Daily Dose Of Jazz…
Lurlean Hunter was born in Clarksdale, Mississippi on December 1, 1919 and was taken to Chicago, Illinois when she was two months old. She attended Englewood High School in Chicago.
Her first paid singing performance came when she appeared with Red Saunders and his orchestra at Club DeLisa on Chicago’s South Side. Hunter was signed by Discovery Records in 1950 and subsequently was a featured performer with George Shearing and his quintet at Birdland in New York City.
In 1951 Lurlean was among a group of rising young stars of jazz, that were presented at the Streamliner night club in Chicago. She performed at the Cloister Inn, where an initial four-week booking turned into a 2.5-year stay. She went on to work in New York and Ottawa, Ontario, Canada.
Leaving Discovery, she began recording for Atlantic Records in 1961, with Blue and Sentimental as her first album for that label. She later recorded for RCA Victor. By 1963, Hunter became the first Black performer hired by WBBM radio in Chicago. After a successful on-air audition, she became a member of the staff of the all-live Music Wagon Show. Five years later the National Educational Television jazz broadcast featured her, accompanied by the Vernel Fournier Trio.

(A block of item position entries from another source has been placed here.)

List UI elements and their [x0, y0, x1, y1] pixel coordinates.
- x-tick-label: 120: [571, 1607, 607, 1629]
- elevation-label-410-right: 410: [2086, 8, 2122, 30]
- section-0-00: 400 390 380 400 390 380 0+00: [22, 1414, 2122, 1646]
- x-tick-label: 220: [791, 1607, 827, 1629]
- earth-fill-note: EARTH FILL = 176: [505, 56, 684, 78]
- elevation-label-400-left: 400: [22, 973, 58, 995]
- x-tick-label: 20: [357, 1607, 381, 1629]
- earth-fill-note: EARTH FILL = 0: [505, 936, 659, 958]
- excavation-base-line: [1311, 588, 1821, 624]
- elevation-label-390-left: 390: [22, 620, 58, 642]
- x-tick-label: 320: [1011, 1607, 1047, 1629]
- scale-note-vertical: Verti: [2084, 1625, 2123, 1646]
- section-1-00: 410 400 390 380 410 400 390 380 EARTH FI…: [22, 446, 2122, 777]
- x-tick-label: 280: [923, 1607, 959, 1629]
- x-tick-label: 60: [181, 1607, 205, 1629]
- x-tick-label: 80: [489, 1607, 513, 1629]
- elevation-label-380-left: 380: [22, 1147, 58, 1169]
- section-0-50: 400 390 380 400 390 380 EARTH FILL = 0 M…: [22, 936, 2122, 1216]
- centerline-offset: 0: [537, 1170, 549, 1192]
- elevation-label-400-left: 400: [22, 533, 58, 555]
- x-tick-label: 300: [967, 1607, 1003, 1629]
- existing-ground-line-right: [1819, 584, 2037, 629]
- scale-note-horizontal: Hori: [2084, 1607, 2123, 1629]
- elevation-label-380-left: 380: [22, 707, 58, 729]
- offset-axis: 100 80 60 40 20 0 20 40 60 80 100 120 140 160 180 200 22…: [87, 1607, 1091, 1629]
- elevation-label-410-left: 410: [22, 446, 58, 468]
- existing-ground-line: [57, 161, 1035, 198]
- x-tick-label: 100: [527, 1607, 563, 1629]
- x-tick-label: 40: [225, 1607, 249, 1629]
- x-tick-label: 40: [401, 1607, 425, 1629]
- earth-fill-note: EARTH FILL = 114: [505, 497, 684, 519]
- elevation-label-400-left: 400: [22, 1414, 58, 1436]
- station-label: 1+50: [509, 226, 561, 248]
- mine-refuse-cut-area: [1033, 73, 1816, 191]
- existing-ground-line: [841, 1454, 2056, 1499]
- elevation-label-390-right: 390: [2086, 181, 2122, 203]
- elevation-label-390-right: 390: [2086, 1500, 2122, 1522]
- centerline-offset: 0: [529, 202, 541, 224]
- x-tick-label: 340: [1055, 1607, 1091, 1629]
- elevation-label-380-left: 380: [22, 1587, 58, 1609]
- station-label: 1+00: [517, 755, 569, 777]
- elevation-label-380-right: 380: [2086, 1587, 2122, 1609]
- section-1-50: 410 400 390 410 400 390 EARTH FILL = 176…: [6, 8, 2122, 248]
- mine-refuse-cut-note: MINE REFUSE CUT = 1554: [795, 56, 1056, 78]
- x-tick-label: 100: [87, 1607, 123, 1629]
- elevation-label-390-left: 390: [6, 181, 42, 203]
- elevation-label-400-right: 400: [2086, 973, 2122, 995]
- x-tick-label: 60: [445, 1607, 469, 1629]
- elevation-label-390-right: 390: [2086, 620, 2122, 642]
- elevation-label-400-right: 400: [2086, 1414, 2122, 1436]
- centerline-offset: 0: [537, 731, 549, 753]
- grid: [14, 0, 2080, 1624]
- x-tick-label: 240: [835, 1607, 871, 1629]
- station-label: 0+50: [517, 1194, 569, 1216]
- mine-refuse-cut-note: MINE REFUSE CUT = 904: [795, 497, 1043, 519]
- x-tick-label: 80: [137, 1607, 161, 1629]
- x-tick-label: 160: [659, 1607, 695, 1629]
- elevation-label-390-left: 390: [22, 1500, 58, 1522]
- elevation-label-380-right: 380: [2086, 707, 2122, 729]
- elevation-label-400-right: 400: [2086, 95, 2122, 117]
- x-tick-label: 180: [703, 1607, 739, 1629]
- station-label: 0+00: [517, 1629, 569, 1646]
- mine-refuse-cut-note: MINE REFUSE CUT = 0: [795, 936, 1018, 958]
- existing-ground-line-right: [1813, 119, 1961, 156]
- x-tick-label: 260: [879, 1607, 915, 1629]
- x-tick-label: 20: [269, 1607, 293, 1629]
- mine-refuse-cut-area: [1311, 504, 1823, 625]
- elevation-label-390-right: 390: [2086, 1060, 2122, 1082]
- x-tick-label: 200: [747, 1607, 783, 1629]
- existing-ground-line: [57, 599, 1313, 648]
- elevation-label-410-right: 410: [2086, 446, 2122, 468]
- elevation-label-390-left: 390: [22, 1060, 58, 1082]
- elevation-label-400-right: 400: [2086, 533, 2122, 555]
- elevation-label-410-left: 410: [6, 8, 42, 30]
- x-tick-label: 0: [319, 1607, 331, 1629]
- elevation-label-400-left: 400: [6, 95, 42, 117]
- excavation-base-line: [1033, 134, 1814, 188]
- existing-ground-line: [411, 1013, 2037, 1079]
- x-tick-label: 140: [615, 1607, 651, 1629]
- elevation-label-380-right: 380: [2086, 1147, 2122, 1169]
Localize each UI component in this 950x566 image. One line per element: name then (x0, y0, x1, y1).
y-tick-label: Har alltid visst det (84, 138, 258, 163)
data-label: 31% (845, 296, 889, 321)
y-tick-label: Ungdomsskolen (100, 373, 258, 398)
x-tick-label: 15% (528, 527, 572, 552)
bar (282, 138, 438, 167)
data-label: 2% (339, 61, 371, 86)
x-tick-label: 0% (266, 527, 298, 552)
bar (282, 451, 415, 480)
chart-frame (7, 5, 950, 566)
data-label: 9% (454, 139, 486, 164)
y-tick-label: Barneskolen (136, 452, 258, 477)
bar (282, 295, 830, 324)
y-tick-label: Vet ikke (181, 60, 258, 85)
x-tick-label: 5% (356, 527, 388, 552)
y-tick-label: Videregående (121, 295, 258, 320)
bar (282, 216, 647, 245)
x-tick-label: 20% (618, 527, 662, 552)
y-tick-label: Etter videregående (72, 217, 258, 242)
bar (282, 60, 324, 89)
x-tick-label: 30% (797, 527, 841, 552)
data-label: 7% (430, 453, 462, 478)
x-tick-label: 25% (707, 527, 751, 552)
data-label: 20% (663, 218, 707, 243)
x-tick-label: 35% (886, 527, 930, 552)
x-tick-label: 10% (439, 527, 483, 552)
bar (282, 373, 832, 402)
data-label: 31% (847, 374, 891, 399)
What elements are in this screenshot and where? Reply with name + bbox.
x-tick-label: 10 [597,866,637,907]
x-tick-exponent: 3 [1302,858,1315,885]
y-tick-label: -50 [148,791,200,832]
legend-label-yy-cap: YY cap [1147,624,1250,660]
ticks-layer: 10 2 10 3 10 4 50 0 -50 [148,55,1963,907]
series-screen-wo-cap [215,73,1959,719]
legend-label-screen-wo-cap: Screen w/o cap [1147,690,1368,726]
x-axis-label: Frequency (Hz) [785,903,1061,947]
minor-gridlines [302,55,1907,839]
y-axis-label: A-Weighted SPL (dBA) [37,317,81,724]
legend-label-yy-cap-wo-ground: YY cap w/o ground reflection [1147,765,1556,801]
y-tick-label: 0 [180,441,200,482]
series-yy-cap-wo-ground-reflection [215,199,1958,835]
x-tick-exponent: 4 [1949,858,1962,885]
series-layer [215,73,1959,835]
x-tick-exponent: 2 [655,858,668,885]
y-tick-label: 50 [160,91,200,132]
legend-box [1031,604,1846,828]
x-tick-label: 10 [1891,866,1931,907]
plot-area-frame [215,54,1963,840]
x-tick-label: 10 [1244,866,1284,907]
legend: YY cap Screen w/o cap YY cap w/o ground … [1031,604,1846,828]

In 1958, she sued RCA Record Division after it used her image and her name on the cover of its, not her Lonesome Gal record album. The suit alleged “unfair competition, infringement of trade name, unfair business practices, unjust enrichment and invasion of the right of privacy.” Though the court acknowledged that the album contained the song “Lonesome Gal”, and that the use of one song’s title for an album’s title was common practice in the recording industry, it ruled in Hunter’s favor on the basis that she was the first person to “adopt and establish the name Lonesome Gal as a personality” and that name was exclusively associated with her. Damages of $22,500 were awarded to Hunter, and the company was ordered to destroy all material containing Hunter’s likeness in conjunction with “Lonesome Gal”.
Vocalist Lurlean Hunter, who was a contralto and made commercials for products such as peas and telephone directories, transitioned on March 11, 1983 in Kalamazoo, Michigan.